I love really complex applications.
It feels safe and warm knowing that your code relies on 20 database tables, and maybe some of those have 5 inherited types.

So you end up with a models directory that looks like this;

app/
models/
carnivore.rb
carrot.rb
cauliflower.rb
meat.rb
person.rb
sausage.rb
smelly_sausage.rb
steak.rb
vegetarian.rb
vegetarian_sausage.rb
vegetable.rb

PROPER MESSY! (and that's only from 3 tables - meats, vegetables, people)
So we want to impose a structure on it,
we want;
app/
models/
meat/
sausages/
sausage.rb
smelly_sausage.rb
vegetarian_sausage.rb

meat.rb
steak.rb

people/
carnivore.rb
person.rb
vegetarian.rb

vegetables/
carrot.rb
cauliflower.rb
vegetable.rb

Without doing any work you could make this happen;
Rails expects the model People::Person to live in /people/person.rb,
so if you want to write "People::Person.find(...." every time, then feel free to do so.

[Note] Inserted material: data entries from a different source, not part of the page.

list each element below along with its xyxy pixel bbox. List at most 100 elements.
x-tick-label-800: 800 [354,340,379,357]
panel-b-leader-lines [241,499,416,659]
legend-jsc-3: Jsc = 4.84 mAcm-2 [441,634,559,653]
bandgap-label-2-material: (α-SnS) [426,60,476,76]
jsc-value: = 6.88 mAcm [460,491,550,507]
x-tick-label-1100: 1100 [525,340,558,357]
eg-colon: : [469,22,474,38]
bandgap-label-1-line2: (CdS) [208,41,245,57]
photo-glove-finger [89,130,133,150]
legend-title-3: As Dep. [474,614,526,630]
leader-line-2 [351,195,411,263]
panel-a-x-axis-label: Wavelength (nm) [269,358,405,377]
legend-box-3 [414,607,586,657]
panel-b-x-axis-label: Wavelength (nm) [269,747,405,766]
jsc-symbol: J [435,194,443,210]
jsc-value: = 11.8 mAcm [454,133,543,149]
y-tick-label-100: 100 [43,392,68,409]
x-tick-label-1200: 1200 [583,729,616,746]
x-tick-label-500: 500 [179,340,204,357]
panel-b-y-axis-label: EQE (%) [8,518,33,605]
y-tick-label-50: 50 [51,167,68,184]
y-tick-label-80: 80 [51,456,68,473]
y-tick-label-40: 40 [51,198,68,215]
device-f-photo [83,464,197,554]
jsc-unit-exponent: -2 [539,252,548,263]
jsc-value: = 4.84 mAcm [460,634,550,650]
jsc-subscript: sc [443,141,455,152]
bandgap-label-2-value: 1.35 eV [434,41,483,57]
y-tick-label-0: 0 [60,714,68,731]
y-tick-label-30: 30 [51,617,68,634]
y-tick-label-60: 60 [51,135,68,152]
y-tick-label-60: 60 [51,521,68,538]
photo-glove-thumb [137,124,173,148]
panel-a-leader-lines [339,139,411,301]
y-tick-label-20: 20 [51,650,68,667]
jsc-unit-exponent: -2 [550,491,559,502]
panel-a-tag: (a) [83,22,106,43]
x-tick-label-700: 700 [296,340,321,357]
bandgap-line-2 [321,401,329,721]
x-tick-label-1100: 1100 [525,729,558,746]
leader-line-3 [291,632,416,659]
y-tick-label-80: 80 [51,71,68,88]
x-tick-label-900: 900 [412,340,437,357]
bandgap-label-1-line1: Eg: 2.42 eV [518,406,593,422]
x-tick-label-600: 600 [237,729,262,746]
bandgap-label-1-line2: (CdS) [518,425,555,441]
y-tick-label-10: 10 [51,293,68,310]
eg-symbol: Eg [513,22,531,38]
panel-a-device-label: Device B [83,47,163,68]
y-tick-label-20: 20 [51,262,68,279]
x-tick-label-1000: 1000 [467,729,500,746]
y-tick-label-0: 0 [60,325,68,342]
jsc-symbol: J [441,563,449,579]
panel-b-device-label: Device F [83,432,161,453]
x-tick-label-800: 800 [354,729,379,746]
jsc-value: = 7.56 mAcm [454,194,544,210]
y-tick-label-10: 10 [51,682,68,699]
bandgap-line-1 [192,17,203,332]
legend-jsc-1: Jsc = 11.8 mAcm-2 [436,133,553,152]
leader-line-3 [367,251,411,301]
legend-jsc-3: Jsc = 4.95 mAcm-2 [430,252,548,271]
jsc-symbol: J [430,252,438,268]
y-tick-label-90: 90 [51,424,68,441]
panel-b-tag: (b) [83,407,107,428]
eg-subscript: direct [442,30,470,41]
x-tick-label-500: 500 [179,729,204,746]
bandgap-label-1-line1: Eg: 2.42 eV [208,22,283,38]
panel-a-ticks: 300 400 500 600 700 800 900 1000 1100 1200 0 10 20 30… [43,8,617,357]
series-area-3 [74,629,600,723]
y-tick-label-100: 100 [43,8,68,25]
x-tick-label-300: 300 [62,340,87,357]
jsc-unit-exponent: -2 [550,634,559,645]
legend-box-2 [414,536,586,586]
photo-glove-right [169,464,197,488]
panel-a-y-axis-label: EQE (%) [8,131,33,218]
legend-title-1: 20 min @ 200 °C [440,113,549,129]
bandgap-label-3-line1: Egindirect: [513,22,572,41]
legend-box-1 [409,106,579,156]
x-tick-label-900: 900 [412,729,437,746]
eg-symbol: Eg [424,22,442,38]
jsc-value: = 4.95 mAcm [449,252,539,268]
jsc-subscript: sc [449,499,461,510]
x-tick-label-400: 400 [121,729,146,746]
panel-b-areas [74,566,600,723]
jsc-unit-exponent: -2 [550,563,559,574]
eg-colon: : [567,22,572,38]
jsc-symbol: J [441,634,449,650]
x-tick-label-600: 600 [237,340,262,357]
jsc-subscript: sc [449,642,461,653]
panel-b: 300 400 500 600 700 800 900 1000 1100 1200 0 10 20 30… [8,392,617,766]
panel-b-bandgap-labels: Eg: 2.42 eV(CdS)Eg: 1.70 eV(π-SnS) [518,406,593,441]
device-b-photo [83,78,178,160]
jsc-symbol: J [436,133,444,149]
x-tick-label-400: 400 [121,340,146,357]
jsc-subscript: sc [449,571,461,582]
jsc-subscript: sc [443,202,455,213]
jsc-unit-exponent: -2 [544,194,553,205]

The quick, and clean solution is just to add the following lines to environment.rb.
Rails::Initializer.run do |config|
%W( meat meat/sausages people vegetables ).each do |extra_path|
config.load_paths << "#{RAILS_ROOT}/app/models/#{extra_path}"
end
end

And, actually,
that's all it takes!!!

Easy-peasy, SCORE!!!!

You can do whatever you want to tidy up yours tests and fixtures, you just have to add a couple of "/.." to the top of any tests you've moved
require File.dirname(__FILE__) + '/../test_helper'
for anything in /test/unit,
require File.dirname(__FILE__) + '/../../test_helper'
for anything in /test/unit/stuff,
and so on....

Custom Rake Tasks

While I was doing my previous task, I think I worked out Rake pretty well.

The key points are these;
namespaces:


namespace :first do
namespace :second do
namespace :third do
task :do do
puts "stuff"
end
end
end
end

This will create a task named "first:second:third:do" which will just output the word "stuff".

prerequisites:

task :one => [:two, :three] do
puts "one"
end

task :two => :three do
puts "two"
end

task :three do
puts "three"
end

If you run "rake one" it'll ensure that "two" and "three" have both been executed already.